De inmiddels 29-jarige moeder was zich in het begin niet bewust van hetgeen wat haar overkwam: ‘Eerst deed het mij niet veel, want het drong niet tot mij door. Mede omdat mijn kinderarts mijn aandoeningen als een zeldzaam zusje van de ziekte van Pfeiffer heeft afgedaan. Nu besef ik dat het auto-ongeluk en de latere opkomende klachten ervoor hebben gezorgd dat ik dit verhaal kan navertellen. Mocht het toentertijd niet zijn ontdekt, dan had ik de 26 niet gehaald.’
Arbeidsongeschikt
In 2014 wordt Dyenne voor de volle honderd procent arbeidsongeschikt verklaard. Ook al heeft zij daarmee moeite; het zorgt anderzijds voor rust: ‘Na twee jaar heeft het UWV volgens de gebruikelijke procedure mijn Ziektewet stopgezet. Vrijwel direct daarna hebben zij mij ingeschreven bij een re-integratiebureau.’ Maar Dyenne is het met deze vervolgstap alles behalve eens: ‘Na alle recente operaties en het dagelijks ophoesten van grote hoeveelheden bloed, waren zij van mening dat ik wel degelijk aan het werk kon, omdat ik er niet ziek uitzag en de dagelijkse zorg voor mijn dochter draag.’
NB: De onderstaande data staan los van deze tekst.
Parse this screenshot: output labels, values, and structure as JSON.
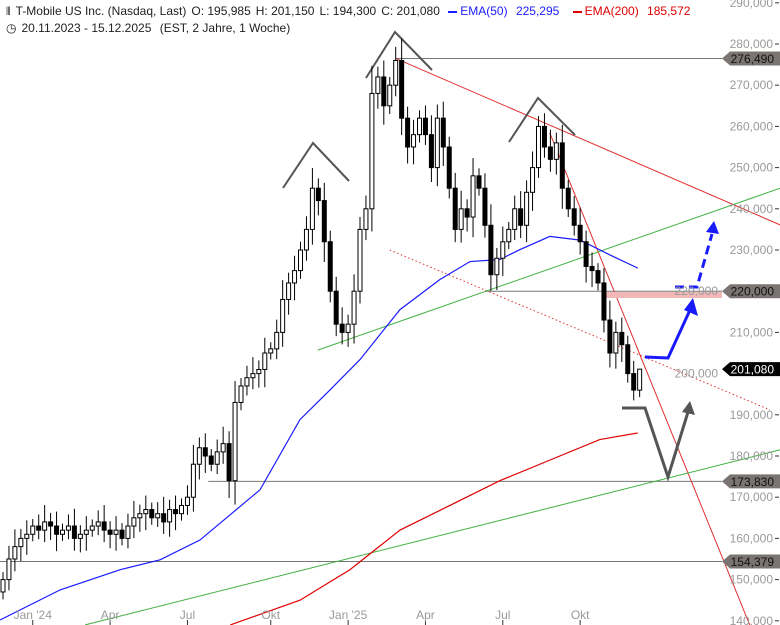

Zij vervolgt: ‘Wat moest ik anders? Ik kan haar, mijn dochter, toch niet aan haar lot overlaten? Het is erg pijnlijk dat men niet verder kijkt dan het uiterlijk, vooral omdat wij niet in andermans lichaam kunnen kijken en niet weten hoe de ander zich voelt. Een strijd voeren met een instantie om te bewijzen dat je daadwerkelijk ziek bent, terwijl je al vecht tegen een ziekte, is erg zwaar. Uiteindelijk ben ik na heel wat bezwaarschriften afgekeurd. Ik heb het UWV letterlijk gesmeekt om de ernst van mijn situatie in te zien.’
Stempel
Wanneer Dyenne zich eindelijk op haar herstel kan concentreren, komt het echte besef pas echt: ‘In één klap valt je toekomst weg. Ik was genoodzaakt om op mijn 26ste met mijn carrière te stoppen, terwijl anderen bezig waren met doorstuderen of promotie te maken. Arbeidsongeschikt zijn is zoveel meer dan simpelweg niet werken. Je sociale leven verandert intens.’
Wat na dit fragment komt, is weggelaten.